Apr 5, 2011

MSC Patran and Sinda Simulate Extreme Thermal Conditions in Violet Satellite Spacecraft

SANTA ANA, CA - MSC Software (MSC) has announced that the Violet Satellite project team at Cornell University selected MSC Software's finite element analysis pre-and-post processor, Patran, to accurately model and predict extreme component and environmental temperatures in the Violet Satellite spacecraft.

The Violet Satellite project is the first operational agile nanosatellite. It uses eight Control Moment Gyroscopes (CMGs) to demonstrate high-agility altitude control and novel CMG steering laws. Integrated inside the satellite is a new and groundbreaking type of flight computer called the Maestro Processor. The project team utilizes simulation methods to assess the satellite's survivability in an extraterrestrial environment and its viability as a pathfinder to make scientific observations.

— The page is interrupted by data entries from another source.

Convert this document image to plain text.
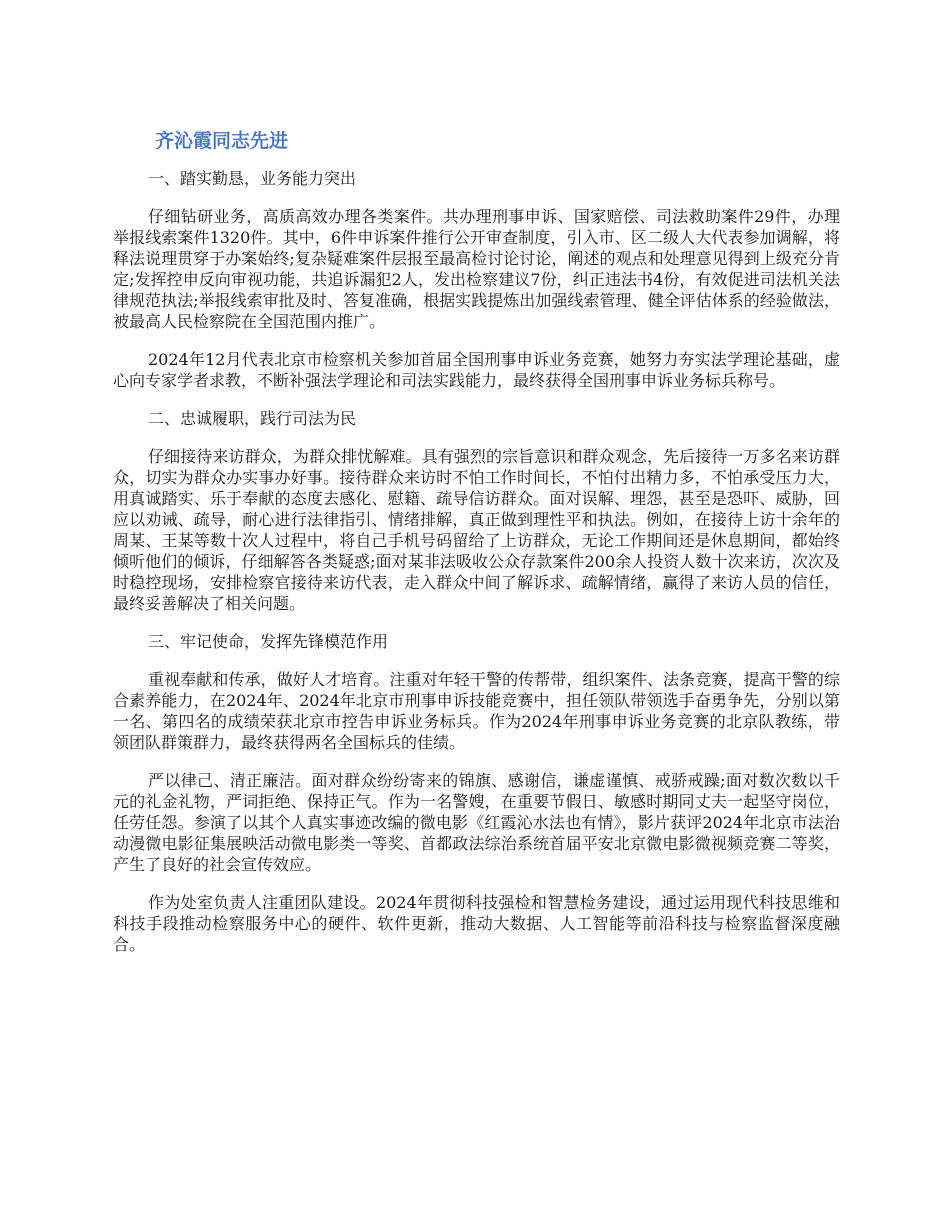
齐沁霞同志先进

一、踏实勤恳，业务能力突出

仔细钻研业务，高质高效办理各类案件。共办理刑事申诉、国家赔偿、司法救助案件29件，办理举报线索案件1320件。其中，6件申诉案件推行公开审查制度，引入市、区二级人大代表参加调解，将释法说理贯穿于办案始终;复杂疑难案件层报至最高检讨论讨论，阐述的观点和处理意见得到上级充分肯定;发挥控申反向审视功能，共追诉漏犯2人，发出检察建议7份，纠正违法书4份，有效促进司法机关法律规范执法;举报线索审批及时、答复准确，根据实践提炼出加强线索管理、健全评估体系的经验做法，被最高人民检察院在全国范围内推广。

2024年12月代表北京市检察机关参加首届全国刑事申诉业务竞赛，她努力夯实法学理论基础，虚心向专家学者求教，不断补强法学理论和司法实践能力，最终获得全国刑事申诉业务标兵称号。

二、忠诚履职，践行司法为民

仔细接待来访群众，为群众排忧解难。具有强烈的宗旨意识和群众观念，先后接待一万多名来访群众，切实为群众办实事办好事。接待群众来访时不怕工作时间长，不怕付出精力多，不怕承受压力大，用真诚踏实、乐于奉献的态度去感化、慰籍、疏导信访群众。面对误解、埋怨，甚至是恐吓、威胁，回应以劝诫、疏导，耐心进行法律指引、情绪排解，真正做到理性平和执法。例如，在接待上访十余年的周某、王某等数十次人过程中，将自己手机号码留给了上访群众，无论工作期间还是休息期间，都始终倾听他们的倾诉，仔细解答各类疑惑;面对某非法吸收公众存款案件200余人投资人数十次来访，次次及时稳控现场，安排检察官接待来访代表，走入群众中间了解诉求、疏解情绪，赢得了来访人员的信任，最终妥善解决了相关问题。

三、牢记使命，发挥先锋模范作用

重视奉献和传承，做好人才培育。注重对年轻干警的传帮带，组织案件、法条竞赛，提高干警的综合素养能力，在2024年、2024年北京市刑事申诉技能竞赛中，担任领队带领选手奋勇争先，分别以第一名、第四名的成绩荣获北京市控告申诉业务标兵。作为2024年刑事申诉业务竞赛的北京队教练，带领团队群策群力，最终获得两名全国标兵的佳绩。

严以律己、清正廉洁。面对群众纷纷寄来的锦旗、感谢信，谦虚谨慎、戒骄戒躁;面对数次数以千元的礼金礼物，严词拒绝、保持正气。作为一名警嫂，在重要节假日、敏感时期同丈夫一起坚守岗位，任劳任怨。参演了以其个人真实事迹改编的微电影《红霞沁水法也有情》，影片获评2024年北京市法治动漫微电影征集展映活动微电影类一等奖、首都政法综治系统首届平安北京微电影微视频竞赛二等奖，产生了良好的社会宣传效应。

作为处室负责人注重团队建设。2024年贯彻科技强检和智慧检务建设，通过运用现代科技思维和科技手段推动检察服务中心的硬件、软件更新，推动大数据、人工智能等前沿科技与检察监督深度融合。
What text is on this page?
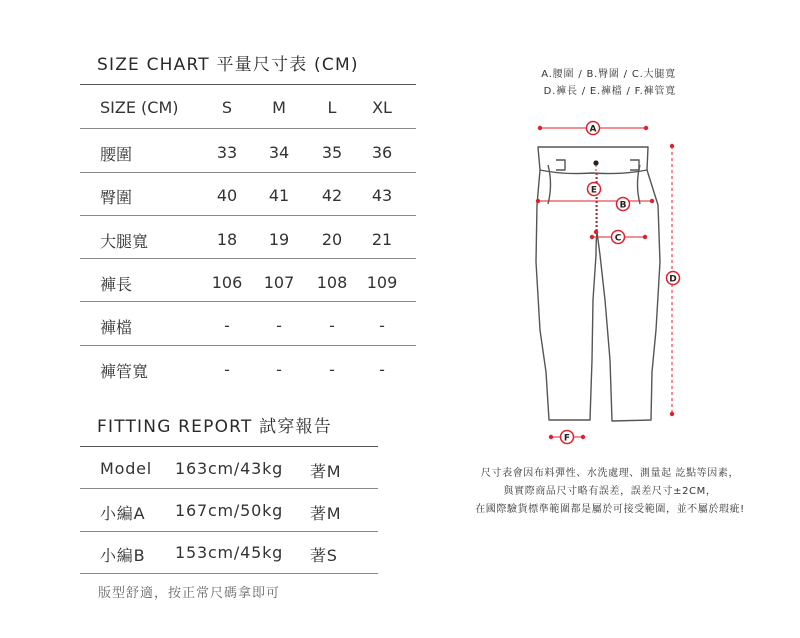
SIZE CHART 平量尺寸表 (CM)
SIZE (CM)	S	M	L	XL
腰圍	33	34	35	36
臀圍	40	41	42	43
大腿寬	18	19	20	21
褲長	106 107 108 109
褲檔	-	-	-	-
褲管寬	-	-	-	-
FITTING REPORT 試穿報告
Model 163cm/43kg 著M
小編A 167cm/50kg 著M
小編B 153cm/45kg 著S
版型舒適，按正常尺碼拿即可
A.腰圍 / B.臀圍 / C.大腿寬
D.褲長 / E.褲檔 / F.褲管寬
A
E
B
C
D
F
尺寸表會因布料彈性、水洗處理、測量起 訖點等因素，
與實際商品尺寸略有誤差，誤差尺寸±2CM，
在國際驗貨標準範圍都是屬於可接受範圍，並不屬於瑕疵!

Patran is essential in helping ensure that Violet would be durable enough to withstand the harsh outer space conditions. A model of the structure of the Violet Satellite was imported into Patran to simulate the thermal distribution during the worst case scenario at both extremities, hot and cold. After successful analyses using Patran and Sinda, the advanced thermal analysis solver from MSC; the team has concluded that the Violet spacecraft will survive.

"Patran meets the professional simulation modeling standards demanded by the aerospace industry, allowing us to confidently predict the survival of the spacecraft. Without MSC Software, the Violet Satellite would not be prepared for launch," said Joshua Abeshaus of the Violet satellite project team.

"We are thrilled to be part of these extraordinary new satellite projects underway at Cornell University," said David Yuen, Senior Vice President, Americas at MSC Software. "Our commitment to helping the team succeed and grow with simulation methods in new areas of research and development is something we will continue to support and expand."

Cornell University's College of Engineering was founded in 1868 and is recognized as 10th amongst the Best Engineering Schools in the nation according to the latest release of the annual rankings list by U.S. News and World Report. It is home to 3,051 undergraduate students and 1,426 graduate students and has 12 different departments. Cornell is a world-class research university with 230 well-renowned faculty members.

The Violet Satellite Project Team at Cornell University is the school's newest satellite project with a goal to win the University Nanosat-6 Flight Competition, which is aimed to train tomorrow's space professionals by encouraging small satellite research and development, integration, and flight test.